Lutheran Social Services responded , denying they place anyone in uninhabitable residences or unsafe conditions and regularly monitors its clients:
“Lutheran Social Services of New England (LSS) recognizes the City of Springfield as a supportive partner in humanitarian programs that help resettle refugees fleeing from unsafe homelands. Over the years, we have developed a solid working relationship with the City of Springfield and its various departments to successfully resettle newcomers to the Greater Springfield area.
LSS is aware of Mayor Sarno’s recent concerns about refugee housing conditions, and we have investigated the properties in question. LSS does not place any refugees in uninhabitable residences or unsafe conditions, and regularly monitors its clients during their resettlement period. Currently, LSS resettles less than 40 percent of its refugee clients to the City of Springfield.
We also want to acknowledge that several statements made in Mayor Sarno’s letter to Barbara Day in the U.S. State Department are inaccurate. LSS will respond to these statements in a letter with supporting facts sent to the Mayor’s office. We will continue to work collaboratively with local and state authorities to identify the best possible solutions for the City and its refugee families.”

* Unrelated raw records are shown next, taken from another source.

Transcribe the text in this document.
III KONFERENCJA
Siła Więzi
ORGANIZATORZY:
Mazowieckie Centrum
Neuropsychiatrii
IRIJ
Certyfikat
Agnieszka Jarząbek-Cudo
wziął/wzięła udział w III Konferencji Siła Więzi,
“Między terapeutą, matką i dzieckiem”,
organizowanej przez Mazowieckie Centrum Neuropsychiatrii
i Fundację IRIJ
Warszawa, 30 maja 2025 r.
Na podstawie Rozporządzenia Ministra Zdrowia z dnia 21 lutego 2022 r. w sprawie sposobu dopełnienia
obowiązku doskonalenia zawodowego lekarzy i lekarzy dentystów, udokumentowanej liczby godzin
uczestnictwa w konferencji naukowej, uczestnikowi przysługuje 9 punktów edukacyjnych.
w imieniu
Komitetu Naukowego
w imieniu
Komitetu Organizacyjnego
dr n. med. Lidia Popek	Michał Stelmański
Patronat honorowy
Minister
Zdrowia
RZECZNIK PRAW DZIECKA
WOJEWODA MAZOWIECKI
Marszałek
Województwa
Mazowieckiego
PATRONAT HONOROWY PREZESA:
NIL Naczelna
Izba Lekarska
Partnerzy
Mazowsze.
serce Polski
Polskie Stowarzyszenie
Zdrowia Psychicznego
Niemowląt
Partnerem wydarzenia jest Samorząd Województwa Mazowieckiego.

Springfield became a "settlement city" many years ago and Sarno says it's time for a change. "I'm not trying to be cold hearted here but I have to think of the future of the city moving forward."
Superintendent Daniel J. Warwick issued this statement:
“I fully support Mayor Sarno in his effort to seek relief for the City of Springfield from the continuous and increasing influx of refugee and immigrant populations. For Springfield Public Schools, in particular, those increases place additional pressure and demands on resources that are already strained by issues that are inherent to a poor urban school district such as ours."
The State Department also responded with the following statement:
"We have not yet received correspondence from the Mayor of Springfield regarding the refugee resettlement program.
The State Department works in close coordination with local service providers and elected officials to ensure a community has the resources to serve refugees. We are thankful for communities like Springfield, along with others across the United States, for hosting resettled refugees who have fled dangerous and difficult circumstances.
We are currently reviewing refugee resettlement programming for FY 2014 and will take Mayor Sarno's feedback into account."